Opinions are the Attorney General’s interpretation of existing law. Governmental bodies may follow an AG opinion’s advice and courts give AG opinions “great weight,” but AG opinions don’t have the force of law and are not controlling on the courts. They can be superseded, overruled, or modified by statute or overruled or modified by a later attorney general.
The Texas Attorney General (AG) is the chief law officer of the state and performs two principal functions: (1) giving legal advice in the form of opinions to the governor, legislative committees, and other authorized requestors; and (2) representing the state in civil litigation.
The Texas Constitution authorizes the AG to give legal advice in writing to the Governor and other executive officers, when requested by them.” Tex. Const. art. IV, § 22. Under the Texas Government Code, the AG is required to issue written opinions on questions “affecting the public interest or concerning the official duties of the requesting person.” Tex. Gov’t Code Ann. § 402.042.
In this role, the AG performs a quasi-judicial function for authorized opinion requestors seeking legal answers outside the judicial process. Governmental bodies may follow an AG opinion’s advice and courts give AG opinions “great weight,” but AG opinions don’t have the force of law and are not binding on courts.
AG opinions can be superseded, overruled, or modified by statute or overruled or modified by a later attorney general. Since Ken Paxton became Attorney General in 2015, he has issued almost 400 opinions and four of those opinions have been superseded or overruled by statute. During Greg Abbott’s tenure as Attorney General (2002-2014), he issued 1,096 opinions and 24 of those were superseded, overruled, or modified by statute. The AG’s website tracks opinions that have been overruled, modified, affirmed, or withdrawn.
How can I request an Attorney General opinion?
The AG won’t issue an opinion for just anyone—only to statutorily authorized requestors, typically the chair of a legislative committee or agency head. Section 402.042 of the Texas Government Code lists the officials authorized to request AG opinions:
- the governor;
- the head of a department of state government;
- the head or board of a penal institution;
- the head or board of an eleemosynary institution;
- the head of a state board;
- a regent or trustee of a state educational institution;
- a committee of a house of the Texas Legislature;
- a county auditor authorized by law;
- the chairman of the governing board of a river authority; and
- a district or county attorney.
If you want to request an AG opinion but aren’t an authorized requestor yourself, you should reach out to an authorized requestor to submit the question to the AG.

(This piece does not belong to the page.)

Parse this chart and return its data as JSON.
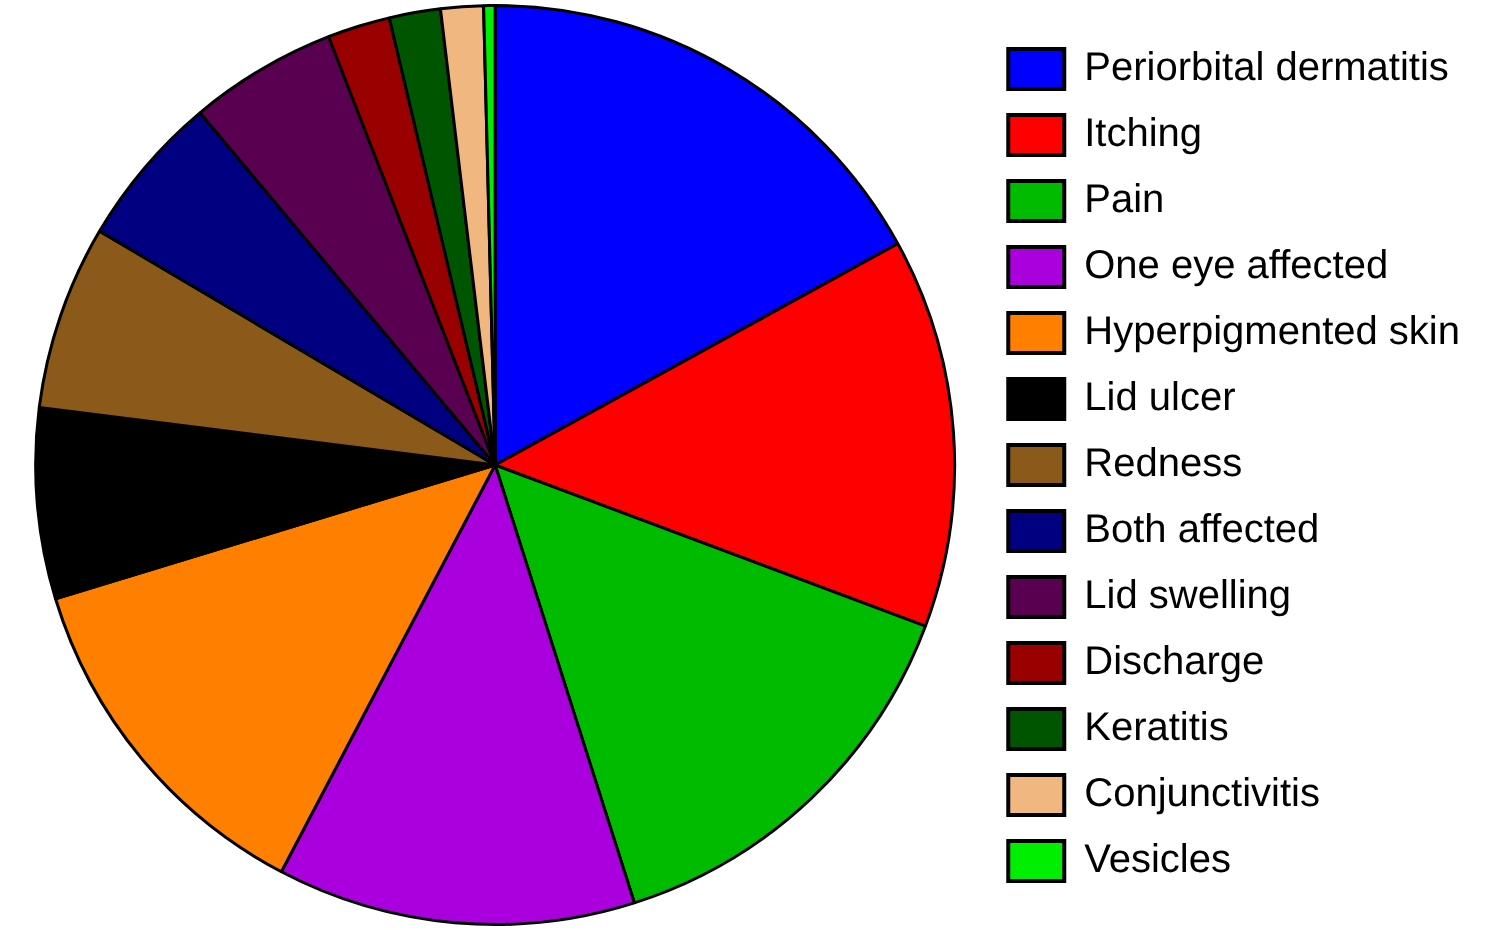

An opinion request can be submitted by email to email@example.com or by certified or registered mail to the address listed on the AG’s website.
Can I provide input to the AG on a pending opinion request?
Yes. Once an opinion is requested, anyone can submit briefing to the AG. The Opinion Committee also identifies parties who might be interested in the request and solicits briefs from them by sending a copy of the opinion request and the request-acknowledgment letter.
A list of pending opinion requests is available on the AG’s website. The AG requests that briefing be submitted by email to firstname.lastname@example.org. All briefing and materials submitted are subject to the Texas Public Information Act, which means they could be released to a member of the public upon request.
How long does it take for the Attorney General to issue an opinion?
Generally, the AG must issue the opinion within 180 days after the request is received. But the AG can extend that deadline by notifying the requestor that the opinion will be delayed and stating the reasons for delay.
Does the Attorney General himself actually write the opinion?
Generally, no. Each opinion request is assigned to an assistant attorney general who is a member of the AG’s Opinion Committee. That drafter provides an initial draft to the Opinion Committee and the Deputy Attorney General for Legal Counsel. The Opinion Committee reviews and discusses the draft, offering suggestions for revision and, at times, alternative conclusions. Once the Opinion Committee review is complete, the draft is distributed to the General Counsel Division and other divisions within the Office of the Attorney General that have expertise or an interest in the subject matter of the request. Then the draft is reviewed by the AG’s Executive Division and, finally, the Attorney General himself.
 Freedom From Religion Found., Inc. v. Mack, 4 F.4th 306, 310 (5th Cir. 2021) (although AG opinions do not control later-issued judicial decisions, they are entitled to great weight in Texas courts); Commissioners Court of Titus County v. Agan, 940 S.W.2d 77, 82 (Tex. 1997) (AG opinions are persuasive but not controlling on the courts).